Data from an international CTEPH registry (covering Canada and countries in Europe) indicated that 25% of patients with CTEPH did not have a documented history of acute PE . In contrast, one Japanese study found that 67% of patients with CTEPH did not have a documented history of acute PE .
PEA operability assessment, treatment rate and outcomes
One study showed that suitability for PEA was assessed by a surgeon in 18–47% of patients diagnosed with CTEPH in Europe, the USA and Japan .
The proportions of patients with CTEPH who were judged to be suitable candidates for PEA and underwent the procedure were determined in four European studies [10, 12, 14]. PEA was deemed to be feasible in 63–76% of patients in these studies, with a weighted average of 66% (online supplementary figure S2). The proportion of patients with CTEPH judged to be operable who underwent PEA was 71–88%, with a weighted average across the four studies of 85% (online supplementary figure S2). Data from the CTEPH international registry indicated that the proportion of patients with CTEPH judged to be operable or inoperable did not vary significantly according to NYHA FC .
PEA survival rates, as assessed in three European studies, were high, with an estimated peri-operative survival rate of ∼95% [15, 18, 55]. A proportion of patients undergoing PEA still experienced pulmonary hypertension after surgery, with the rate of persistent and recurrent pulmonary hypertension following PEA reported in five European studies to be 17–31%, with a weighted average of 30% [5, 10, 16, 17, 19]. However, more recently, Cannon et al.  reported results from a UK national cohort of 880 patients who underwent PEA for CTEPH, showing a post-surgical residual pulmonary hypertension rate of 51%.

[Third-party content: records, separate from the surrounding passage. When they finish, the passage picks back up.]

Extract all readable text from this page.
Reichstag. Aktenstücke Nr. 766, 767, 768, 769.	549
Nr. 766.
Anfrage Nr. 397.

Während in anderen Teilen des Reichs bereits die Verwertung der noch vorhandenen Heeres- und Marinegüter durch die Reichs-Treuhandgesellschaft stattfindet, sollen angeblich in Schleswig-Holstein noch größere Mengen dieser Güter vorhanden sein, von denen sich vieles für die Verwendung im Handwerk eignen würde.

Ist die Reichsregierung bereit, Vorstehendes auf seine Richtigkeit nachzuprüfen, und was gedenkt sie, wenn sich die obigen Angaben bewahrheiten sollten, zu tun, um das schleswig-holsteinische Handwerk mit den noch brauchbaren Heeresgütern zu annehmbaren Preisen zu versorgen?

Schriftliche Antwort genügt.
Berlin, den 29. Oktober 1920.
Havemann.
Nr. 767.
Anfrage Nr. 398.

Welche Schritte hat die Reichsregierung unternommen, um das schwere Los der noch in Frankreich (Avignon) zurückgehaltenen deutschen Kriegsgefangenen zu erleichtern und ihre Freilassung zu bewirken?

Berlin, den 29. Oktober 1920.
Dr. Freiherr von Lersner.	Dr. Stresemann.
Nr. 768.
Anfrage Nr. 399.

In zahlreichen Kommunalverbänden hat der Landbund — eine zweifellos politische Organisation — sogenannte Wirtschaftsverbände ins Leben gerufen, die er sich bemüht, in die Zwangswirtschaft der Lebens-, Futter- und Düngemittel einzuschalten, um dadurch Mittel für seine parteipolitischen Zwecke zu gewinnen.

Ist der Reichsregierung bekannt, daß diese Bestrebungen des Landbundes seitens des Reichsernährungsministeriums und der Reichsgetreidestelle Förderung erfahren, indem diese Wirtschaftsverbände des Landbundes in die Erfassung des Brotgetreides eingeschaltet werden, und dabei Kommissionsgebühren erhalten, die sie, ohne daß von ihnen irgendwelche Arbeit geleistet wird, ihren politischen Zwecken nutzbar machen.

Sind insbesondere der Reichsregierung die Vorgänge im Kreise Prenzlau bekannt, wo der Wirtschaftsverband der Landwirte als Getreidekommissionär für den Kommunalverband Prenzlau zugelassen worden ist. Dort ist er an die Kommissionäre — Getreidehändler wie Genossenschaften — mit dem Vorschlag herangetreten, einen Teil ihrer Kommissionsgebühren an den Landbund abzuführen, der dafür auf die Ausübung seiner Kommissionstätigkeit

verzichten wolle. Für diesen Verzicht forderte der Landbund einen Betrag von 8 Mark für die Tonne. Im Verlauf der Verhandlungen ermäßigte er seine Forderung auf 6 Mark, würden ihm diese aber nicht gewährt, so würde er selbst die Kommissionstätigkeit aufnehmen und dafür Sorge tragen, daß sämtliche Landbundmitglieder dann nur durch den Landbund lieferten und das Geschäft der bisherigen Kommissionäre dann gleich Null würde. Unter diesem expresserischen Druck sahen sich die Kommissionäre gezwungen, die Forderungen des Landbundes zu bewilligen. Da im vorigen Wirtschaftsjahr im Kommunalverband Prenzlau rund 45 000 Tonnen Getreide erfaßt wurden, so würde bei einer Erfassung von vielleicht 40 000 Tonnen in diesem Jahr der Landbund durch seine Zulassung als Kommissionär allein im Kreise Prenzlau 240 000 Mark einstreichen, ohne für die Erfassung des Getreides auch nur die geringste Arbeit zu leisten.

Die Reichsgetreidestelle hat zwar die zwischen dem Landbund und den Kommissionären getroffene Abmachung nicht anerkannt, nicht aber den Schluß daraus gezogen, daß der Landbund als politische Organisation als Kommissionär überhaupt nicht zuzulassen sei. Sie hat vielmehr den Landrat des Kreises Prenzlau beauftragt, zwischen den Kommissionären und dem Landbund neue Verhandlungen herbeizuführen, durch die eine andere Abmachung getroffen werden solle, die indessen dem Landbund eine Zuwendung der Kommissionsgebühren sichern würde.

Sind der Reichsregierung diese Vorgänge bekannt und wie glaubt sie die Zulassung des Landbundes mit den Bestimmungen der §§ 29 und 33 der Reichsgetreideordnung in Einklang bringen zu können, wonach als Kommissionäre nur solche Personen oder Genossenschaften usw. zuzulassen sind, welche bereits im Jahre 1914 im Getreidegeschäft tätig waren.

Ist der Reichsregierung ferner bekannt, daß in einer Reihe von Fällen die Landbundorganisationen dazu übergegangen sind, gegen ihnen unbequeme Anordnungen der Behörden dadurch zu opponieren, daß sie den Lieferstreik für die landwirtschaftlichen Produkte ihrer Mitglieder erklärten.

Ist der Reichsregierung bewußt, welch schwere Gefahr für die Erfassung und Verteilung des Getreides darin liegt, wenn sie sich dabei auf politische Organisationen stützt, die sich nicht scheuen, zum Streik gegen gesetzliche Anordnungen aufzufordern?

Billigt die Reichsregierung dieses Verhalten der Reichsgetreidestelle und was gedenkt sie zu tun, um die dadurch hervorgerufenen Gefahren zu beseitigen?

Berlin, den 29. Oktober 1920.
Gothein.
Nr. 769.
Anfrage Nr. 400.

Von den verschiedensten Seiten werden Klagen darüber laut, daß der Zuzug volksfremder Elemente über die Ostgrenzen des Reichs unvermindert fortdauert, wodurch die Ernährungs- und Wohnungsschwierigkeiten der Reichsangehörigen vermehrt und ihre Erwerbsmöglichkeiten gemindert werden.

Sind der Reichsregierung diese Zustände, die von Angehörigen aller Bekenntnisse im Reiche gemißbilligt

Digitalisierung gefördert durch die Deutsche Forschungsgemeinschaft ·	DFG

Results of epidemiological projection
The back-calculated rates of CTEPH diagnosis in Europe and the USA in 2013 ranged from 7% to 29% (figure 4). For 2015, the full annual incidence of CTEPH in France, Germany, Italy, Spain, the UK, the USA and Japan was estimated to be 32 636 cases, or 43 cases per million population (table 1). In addition, it was calculated that only 5334 (16%) of these cases will be diagnosed. Furthermore, an estimated 3860 (72%) diagnosed cases of CTEPH will already be classified as NYHA FC III or IV. Although the cumulative full incidence of CTEPH across the same seven countries is predicted to increase to 37 009 by 2025, it is estimated that a higher proportion will be diagnosed (10 205 cases, 28%) and fewer of these will have reached NYHA FC III or IV at the time of diagnosis (6393 cases, 63%; table 1).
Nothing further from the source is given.